INSIDE STORY: Knightfall and her crew try to recruit Batgirl to kill bad guys, but Batgirl refuses, whereupon they try to kill her. Detective Melody McKenna, who hates Batgirl and works for Batgirl's father Commissioner Gordon, saves Batgirl and explains Knightfall’s backstory. Detective and Batgirl are getting along nicely, until they’re not.
McKenna wants to know who Batgirl is working for. Batgirl wants to know what McKenna is working on.
As they fight inside McKenna's house, Batwoman lurks outside. We know who she works for: the DEO.
Vedddddy Interesting.
RAMBLE: Why talk Bats when everyone’s talking Con? Every third person filling my twitter feed is either at San Diego Comic Con or wishing they were.
SDCC is the mama of all Comic Cons, the uber-Con, the Taj MaCon. But other than massive amounts of famous, semi-famous, and niche-famous people and, presumably, tons of cosplay and panels … why are comic cons the end all and be all?
I just lost 2 of my 3 subscribers. Click. Click.
I had a great time at Boston Comic Con. I loved the DC artists’ panel, I thrilled at meeting Cliff Chiang, and I wowed watching Francis Manapul at work. I will go again. Stranger in a Familiar Land and I are going to NYCC in October and, I hope, to Coast City Comic Con (Portland, Maine) in November.
I’m expecting size differences: bigger or smaller crowds, more or fewer vendors, greater or lesser numbers of panels. But flavor differences? Less sure. You’ve seen one group of 20-somethings strutting the halls dressed as Birds of Prey, you’ve seen them all, right?

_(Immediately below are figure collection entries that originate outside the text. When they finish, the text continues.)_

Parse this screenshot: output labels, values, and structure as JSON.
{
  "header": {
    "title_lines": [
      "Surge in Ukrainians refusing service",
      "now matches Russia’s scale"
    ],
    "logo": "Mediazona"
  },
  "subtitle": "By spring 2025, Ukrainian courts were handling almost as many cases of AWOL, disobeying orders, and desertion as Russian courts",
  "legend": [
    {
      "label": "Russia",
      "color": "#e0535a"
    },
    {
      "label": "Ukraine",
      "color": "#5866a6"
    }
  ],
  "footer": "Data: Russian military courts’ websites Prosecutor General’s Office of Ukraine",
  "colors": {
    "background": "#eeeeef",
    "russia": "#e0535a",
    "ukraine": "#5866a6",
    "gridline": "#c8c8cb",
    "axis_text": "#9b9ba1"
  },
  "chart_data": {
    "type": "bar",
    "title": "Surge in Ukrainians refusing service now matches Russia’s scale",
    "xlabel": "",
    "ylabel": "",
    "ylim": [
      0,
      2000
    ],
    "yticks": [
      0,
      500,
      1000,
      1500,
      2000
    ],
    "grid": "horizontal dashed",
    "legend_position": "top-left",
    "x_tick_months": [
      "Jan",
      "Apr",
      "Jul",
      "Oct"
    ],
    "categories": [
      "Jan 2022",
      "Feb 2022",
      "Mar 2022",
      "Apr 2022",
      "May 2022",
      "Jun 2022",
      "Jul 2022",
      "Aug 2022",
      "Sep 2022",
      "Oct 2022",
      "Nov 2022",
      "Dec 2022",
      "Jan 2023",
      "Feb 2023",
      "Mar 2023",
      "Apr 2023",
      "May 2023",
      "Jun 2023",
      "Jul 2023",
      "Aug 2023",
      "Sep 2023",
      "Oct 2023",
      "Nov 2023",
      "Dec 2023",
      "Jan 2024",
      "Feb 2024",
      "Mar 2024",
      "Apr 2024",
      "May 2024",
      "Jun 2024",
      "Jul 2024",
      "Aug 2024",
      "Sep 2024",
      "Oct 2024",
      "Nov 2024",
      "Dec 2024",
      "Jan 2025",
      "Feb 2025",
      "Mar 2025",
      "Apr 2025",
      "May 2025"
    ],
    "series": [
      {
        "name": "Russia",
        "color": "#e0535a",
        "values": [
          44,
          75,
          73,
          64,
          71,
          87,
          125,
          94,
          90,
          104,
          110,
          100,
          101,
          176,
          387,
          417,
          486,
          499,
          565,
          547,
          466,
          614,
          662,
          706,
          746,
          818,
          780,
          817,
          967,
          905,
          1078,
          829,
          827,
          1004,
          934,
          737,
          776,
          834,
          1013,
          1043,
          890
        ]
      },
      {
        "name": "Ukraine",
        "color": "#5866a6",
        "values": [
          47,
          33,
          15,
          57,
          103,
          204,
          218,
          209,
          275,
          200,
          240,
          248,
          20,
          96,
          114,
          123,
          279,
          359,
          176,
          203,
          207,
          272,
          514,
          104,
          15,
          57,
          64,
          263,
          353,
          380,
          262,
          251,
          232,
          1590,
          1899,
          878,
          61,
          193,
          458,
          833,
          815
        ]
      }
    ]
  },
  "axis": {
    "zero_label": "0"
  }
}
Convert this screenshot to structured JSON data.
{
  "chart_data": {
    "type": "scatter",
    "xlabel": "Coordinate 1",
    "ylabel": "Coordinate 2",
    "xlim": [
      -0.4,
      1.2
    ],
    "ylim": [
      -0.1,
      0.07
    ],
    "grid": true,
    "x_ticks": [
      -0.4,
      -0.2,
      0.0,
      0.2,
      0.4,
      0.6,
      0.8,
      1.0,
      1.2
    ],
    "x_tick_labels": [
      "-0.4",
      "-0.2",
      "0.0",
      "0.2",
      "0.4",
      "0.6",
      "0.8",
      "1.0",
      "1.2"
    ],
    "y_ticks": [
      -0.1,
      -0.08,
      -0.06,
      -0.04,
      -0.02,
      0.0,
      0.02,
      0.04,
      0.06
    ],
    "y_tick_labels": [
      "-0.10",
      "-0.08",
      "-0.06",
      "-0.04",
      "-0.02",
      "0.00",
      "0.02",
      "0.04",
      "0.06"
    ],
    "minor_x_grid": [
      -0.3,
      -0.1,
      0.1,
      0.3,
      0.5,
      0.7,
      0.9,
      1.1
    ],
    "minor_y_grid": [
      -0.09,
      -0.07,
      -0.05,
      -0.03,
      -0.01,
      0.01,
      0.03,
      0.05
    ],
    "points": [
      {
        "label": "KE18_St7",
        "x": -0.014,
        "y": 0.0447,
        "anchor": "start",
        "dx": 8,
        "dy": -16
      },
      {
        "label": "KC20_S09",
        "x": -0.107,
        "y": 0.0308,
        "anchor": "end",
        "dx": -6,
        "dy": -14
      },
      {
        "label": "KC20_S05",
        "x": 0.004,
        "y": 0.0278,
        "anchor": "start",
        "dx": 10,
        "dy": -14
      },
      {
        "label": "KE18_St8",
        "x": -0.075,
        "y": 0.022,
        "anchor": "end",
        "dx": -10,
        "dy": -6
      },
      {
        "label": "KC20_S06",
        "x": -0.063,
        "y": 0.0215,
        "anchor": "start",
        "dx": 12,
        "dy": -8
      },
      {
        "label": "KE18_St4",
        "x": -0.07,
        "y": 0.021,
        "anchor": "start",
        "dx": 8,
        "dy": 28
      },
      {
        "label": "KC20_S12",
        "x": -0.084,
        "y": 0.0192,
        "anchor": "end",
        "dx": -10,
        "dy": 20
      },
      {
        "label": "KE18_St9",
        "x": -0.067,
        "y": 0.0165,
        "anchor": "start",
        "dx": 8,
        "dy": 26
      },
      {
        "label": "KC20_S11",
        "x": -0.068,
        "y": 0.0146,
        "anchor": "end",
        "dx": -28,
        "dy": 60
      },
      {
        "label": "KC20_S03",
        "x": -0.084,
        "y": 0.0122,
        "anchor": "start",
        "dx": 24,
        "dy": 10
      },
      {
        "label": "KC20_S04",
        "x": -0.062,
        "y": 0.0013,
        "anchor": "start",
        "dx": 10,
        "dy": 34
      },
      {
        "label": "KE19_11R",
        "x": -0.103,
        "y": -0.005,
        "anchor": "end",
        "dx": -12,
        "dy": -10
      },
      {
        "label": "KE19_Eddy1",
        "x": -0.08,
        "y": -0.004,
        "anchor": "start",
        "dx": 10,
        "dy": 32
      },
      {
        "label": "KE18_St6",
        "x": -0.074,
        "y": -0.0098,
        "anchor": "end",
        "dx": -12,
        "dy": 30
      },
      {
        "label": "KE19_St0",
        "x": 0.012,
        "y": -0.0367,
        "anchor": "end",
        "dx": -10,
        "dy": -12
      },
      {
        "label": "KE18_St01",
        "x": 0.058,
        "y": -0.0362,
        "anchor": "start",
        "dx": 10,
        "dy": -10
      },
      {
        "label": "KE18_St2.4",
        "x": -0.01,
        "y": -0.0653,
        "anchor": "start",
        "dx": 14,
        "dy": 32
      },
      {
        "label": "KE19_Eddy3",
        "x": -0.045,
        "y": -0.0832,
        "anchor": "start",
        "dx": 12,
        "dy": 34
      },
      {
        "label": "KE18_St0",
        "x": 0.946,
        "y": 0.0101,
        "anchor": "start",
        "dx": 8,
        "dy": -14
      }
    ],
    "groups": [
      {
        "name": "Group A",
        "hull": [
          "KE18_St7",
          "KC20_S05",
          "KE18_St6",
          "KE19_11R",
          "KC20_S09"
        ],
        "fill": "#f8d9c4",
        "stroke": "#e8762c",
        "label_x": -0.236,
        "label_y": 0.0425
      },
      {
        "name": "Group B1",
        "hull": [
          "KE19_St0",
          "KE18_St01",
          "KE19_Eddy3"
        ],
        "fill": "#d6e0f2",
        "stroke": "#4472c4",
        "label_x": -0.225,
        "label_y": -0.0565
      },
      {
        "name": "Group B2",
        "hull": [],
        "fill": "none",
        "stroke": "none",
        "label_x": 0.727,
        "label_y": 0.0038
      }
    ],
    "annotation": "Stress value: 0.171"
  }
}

Not so the comic book store.
I have a personal relationship with my comic book store. The staff knows my kids, they answer my ignorant questions, they advise with intelligence, and rejoice when I rejoice in a new read. I’m not squished, I’m not rushed, and I’ll never in a million years read it all.
Harrison’s pop happiness stretches long, beginning on Essex Street in Salem, kitty-corner from a cheesy statue of Samantha Stephens my kids think is an anthropomorphic jungle gym. Busy windows full of bobbleheads and neon pull in the tourists and locals. The store is full of how-to-draws and lunchboxes and old comics and new comics and stickers and magnets and t-shirts and figurines and Japanese candy and smelly erasers and, at the front counter, an annoying button that says NO 100 different ways.
Two hours southwest of Harrison’s, in old milltown Putnam, Conn., Wonderland Comics sits at the bottom of a street-level stairway and below a row of antique stores. More squat and square than Harrison’s, Wonderland is equally, happily stuffed to the gills. The store boasts a knowledgeable and friendly staff, offers not-so-much for the kids, and houses a strange, slightly scary bathroom with mildly pornographic wall art.
Charlie’s Comics in North Conway, NH: different yet again, and depressingly so. If Harrison’s is Tutti Frutti and Wonderland is Cosmic Cherry Pop, Charlie’s is Imitation Vanilla, poorly stocked, unenthusiastically staffed, and miserably stuck at the lonely end of a shabby, deserted strip mall surrounded by blandly perky outlet malls.
I hope to visit Westside Comics when I’m in Vermont later this month, and I’ve got two Wednesday trips to Wonderland coming up in August. I've got serious decisions to make when I'm in New York for NY Comic Con in October, and I'm hoping to hit Portland, Maine's Coast City Comics and the Coast City Comic Con in November.
I know what to expect from the comic cons, and I’m looking forward to them. I have no idea what to expect from the comic book stores, and I can’t wait.